Una hora después, Paloma se marchó. No fue posible calmarla, o al menos no en lo que uno hubiese deseado. Pero su historia no sólo quedó en las notas de un cuaderno, su historia se coló entre otras historias para comenzar una aventura que tenía como objetivo recomponer el nombre de Paloma, su pasado que no era suyo y un futuro donde olvidar lo que aquella mujer estaba viviendo.

Dicen que en algún lugar de este mundo tenemos un “doble”. Aunque no todo lo que se dice o rumorea es cierto, tampoco seré yo quien ponga en duda dicha afirmación. Pero con Paloma, su “doble” no era de parecido físico, sino de semejanza nominal. Paloma tuvo un colombroño que hizo de su vida un calvario. Un buen día su nombre y sus apellidos aparecieron en el juzgado. Fue en ese momento donde comenzó una cadena de errores. Alguien escribió en una diligencia que estaba casada en segundas nupcias, sin conocer que ella había conocido a su único marido cuando sólo contaba con catorce años; que había residido en la ciudad de los Omeyas, ignorando aquellas diligencias que su único viaje fue el de bodas a la capital Hispalense; que trabajaba en un bar de copas, desconociendo aquellos autos que trabajaba limpiando en tres casas como empleada de hogar sin cotizar.

Hace unos días, Paloma ha vuelto al despacho. Es otra mujer. O la misma, pero con una sonrisa en sus labios. El Ministerio de Justicia acaba de reconocerle una indemnización por los errores judiciales que se sucedieron. «Por una vez, me hubiese gustado ser un número, el del DNI que nunca se detuvieron en mirar», pronunció Paloma con la voz temblorosa porque sabía que el colombroño por fin se había aclarado.

ALFREDO Y EL PRESOSTATO

A veces sientes que la vida se te echa encima. Y si además te ocurre a las 7,15 de la mañana, intuyes que el día será diferente. Como era de esperar por esas leyes de la metafísica, el agua caliente dejó de caer sobre mi cuerpo oculto bajo una capa de jabón. El grito fue estremecedor. Tanto que los vecinos se agolparon en las ventanas del patio interior del edificio. La curiosidad siempre asoma la cabeza por cualquier hueco.
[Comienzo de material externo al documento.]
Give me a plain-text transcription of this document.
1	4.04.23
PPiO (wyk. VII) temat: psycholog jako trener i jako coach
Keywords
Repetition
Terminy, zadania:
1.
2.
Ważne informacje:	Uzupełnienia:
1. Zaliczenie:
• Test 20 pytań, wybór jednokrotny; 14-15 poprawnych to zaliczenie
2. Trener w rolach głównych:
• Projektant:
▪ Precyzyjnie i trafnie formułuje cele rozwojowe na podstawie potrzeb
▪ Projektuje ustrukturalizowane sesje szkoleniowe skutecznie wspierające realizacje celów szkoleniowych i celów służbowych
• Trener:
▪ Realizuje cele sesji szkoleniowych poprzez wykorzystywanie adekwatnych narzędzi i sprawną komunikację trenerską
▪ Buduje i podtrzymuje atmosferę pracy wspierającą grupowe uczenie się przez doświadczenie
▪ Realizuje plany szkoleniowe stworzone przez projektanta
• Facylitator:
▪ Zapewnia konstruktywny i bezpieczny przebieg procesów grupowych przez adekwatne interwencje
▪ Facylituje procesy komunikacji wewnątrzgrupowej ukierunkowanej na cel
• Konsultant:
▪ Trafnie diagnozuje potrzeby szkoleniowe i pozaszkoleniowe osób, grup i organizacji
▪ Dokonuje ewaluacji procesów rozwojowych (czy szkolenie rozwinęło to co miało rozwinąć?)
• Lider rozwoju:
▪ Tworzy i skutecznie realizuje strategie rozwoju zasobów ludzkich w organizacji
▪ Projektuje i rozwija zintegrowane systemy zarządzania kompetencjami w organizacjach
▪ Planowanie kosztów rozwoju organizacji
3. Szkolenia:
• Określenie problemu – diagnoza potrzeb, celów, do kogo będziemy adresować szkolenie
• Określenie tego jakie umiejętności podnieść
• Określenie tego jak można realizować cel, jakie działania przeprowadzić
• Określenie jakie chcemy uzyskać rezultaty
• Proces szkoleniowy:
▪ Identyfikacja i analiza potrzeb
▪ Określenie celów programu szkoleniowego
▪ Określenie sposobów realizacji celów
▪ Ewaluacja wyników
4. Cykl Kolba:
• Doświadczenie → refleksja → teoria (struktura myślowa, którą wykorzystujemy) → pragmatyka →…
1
            Envuelto en una toalla y temblando de frío, me acerqué al termo. Había dejado de funcionar. Lo desenchufé y lo volví a enchufar. Nada de nada. Pensé que podría pasar alguna vez, pero que hubiesen programado su obsolescencia programada mientras me encontraba bajo la ducha, eso sí que no me lo esperaba.

            A las 9 de la mañana llamé al servicio oficial. Pedí que me mandaran a un fontanero. Amablemente me contestaron que ellos no tienen en plantilla fontaneros, que en todo caso podrían enviarme a un técnico especialista en conducciones de aguas y equipos de calefacción. Pregunté por el presupuesto y, mucho más amablemente que antes, me dijeron que la visita sería 38,50 euros, sin impuestos, tasas ni otros contratiempos.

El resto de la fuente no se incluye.